第四百四十五章 漏洞(1/2)
我敢靠近嗎?
不敢!
色字頭上一把刀,俺老周今天要做坐懷不亂的君子。
周楠:「殿下何等尊貴身份,臣如何敢無禮多視?今日朱奉國請臣來勸千歲用些飲食,好請多少吃一些。聖人有云:身體髮膚受之父母,不得有絲毫損傷。若是陛下知道此事,也不知道會傷心成什麼樣子。敢問,這算不算是不孝?若殿下不肯用飯,下官只能秉公稟告禮部,請儀制司的人出面了。」
想起當初在玉熙宮看到嘉善那三層下巴的肥白模樣,他心中就膩味。
相見爭如不見。
周楠說到這裡,心中頓時一動。對啊,這嘉善就是一個塊燙手的熱山芋,誰沾誰倒霉。既然如此,乾脆來個禍水東引,扔禮部那邊去讓他們頭疼好了。
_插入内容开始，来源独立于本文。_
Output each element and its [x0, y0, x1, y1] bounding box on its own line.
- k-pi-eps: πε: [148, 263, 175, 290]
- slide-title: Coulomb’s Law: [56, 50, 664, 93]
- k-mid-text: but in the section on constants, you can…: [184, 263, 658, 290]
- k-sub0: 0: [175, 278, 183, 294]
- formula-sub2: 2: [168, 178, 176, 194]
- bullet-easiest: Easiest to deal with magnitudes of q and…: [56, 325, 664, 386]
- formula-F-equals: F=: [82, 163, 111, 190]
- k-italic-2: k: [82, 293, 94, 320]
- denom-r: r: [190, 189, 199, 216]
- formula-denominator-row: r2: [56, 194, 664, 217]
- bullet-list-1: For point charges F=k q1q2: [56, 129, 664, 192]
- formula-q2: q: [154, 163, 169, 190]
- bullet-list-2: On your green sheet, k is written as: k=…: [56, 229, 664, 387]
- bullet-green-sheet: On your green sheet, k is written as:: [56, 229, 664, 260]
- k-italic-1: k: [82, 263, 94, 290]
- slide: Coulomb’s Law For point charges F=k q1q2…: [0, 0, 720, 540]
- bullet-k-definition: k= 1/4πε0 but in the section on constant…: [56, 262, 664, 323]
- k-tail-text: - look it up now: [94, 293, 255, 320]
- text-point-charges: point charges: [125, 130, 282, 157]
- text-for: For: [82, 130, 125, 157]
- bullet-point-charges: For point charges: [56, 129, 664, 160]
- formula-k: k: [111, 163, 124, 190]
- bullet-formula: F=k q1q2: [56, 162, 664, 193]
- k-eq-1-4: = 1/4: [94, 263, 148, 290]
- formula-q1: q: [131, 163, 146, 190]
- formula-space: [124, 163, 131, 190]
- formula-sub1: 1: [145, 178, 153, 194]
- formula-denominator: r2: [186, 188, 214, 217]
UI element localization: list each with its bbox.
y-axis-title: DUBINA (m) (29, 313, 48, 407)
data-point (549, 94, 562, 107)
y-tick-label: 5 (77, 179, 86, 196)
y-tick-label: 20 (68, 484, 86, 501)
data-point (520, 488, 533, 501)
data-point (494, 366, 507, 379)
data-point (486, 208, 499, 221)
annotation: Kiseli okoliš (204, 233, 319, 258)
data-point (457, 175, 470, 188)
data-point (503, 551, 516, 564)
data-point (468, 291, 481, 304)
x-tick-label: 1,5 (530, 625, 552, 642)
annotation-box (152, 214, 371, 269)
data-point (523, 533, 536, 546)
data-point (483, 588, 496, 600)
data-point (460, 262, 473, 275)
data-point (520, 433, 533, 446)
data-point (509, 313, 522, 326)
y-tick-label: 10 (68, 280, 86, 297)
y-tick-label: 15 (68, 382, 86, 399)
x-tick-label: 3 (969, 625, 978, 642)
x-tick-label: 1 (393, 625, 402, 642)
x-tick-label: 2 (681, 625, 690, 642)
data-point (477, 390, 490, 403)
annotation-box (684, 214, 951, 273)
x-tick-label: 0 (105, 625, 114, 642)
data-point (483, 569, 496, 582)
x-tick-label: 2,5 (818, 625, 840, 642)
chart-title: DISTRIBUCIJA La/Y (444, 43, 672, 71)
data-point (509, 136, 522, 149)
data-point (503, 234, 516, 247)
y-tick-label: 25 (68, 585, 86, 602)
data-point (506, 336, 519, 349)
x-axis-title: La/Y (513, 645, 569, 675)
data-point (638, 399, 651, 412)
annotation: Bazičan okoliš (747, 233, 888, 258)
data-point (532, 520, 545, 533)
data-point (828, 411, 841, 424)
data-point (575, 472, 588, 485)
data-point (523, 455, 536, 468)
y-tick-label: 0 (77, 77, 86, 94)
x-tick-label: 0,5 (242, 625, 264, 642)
聽到這話,嘉善突然惱了,幽幽道:「我現在這樣究竟是什麼原因,難道周大人不清楚嗎?」
「臣不明白。」
嘉善:「你也別拿孝道和禮部來嚇唬我啊,我知道,論理是論不過你們這些文人的。我嘗聽人說,周子木乃是瀟灑風流之人,對女子最是多情,怎麼對我卻如此狠絕。難道,女人生得不好看,就要天生低人一等?你們書生常常說,以貌取人,失之子羽。娶妻娶德,怎麼落到自己身上,卻恨不得妻妾都是嬌滴滴的美人兒,難道就不違心?」
周楠口頭敷衍:「千歲何等身份,相貌不是我等做臣子的所能評價的,那是大不敬。」
嘉善語氣中帶著淡淡的憂傷:「周楠,你之所以對我心懷厭惡,可是因為上次我打死女官的事?」
周楠還能說什麼呢,只道:「臣惶恐,臣不敢。」據說,嘉善公主私生活可圈可點,還是個蕾絲,對這事,周大人敬謝不敏。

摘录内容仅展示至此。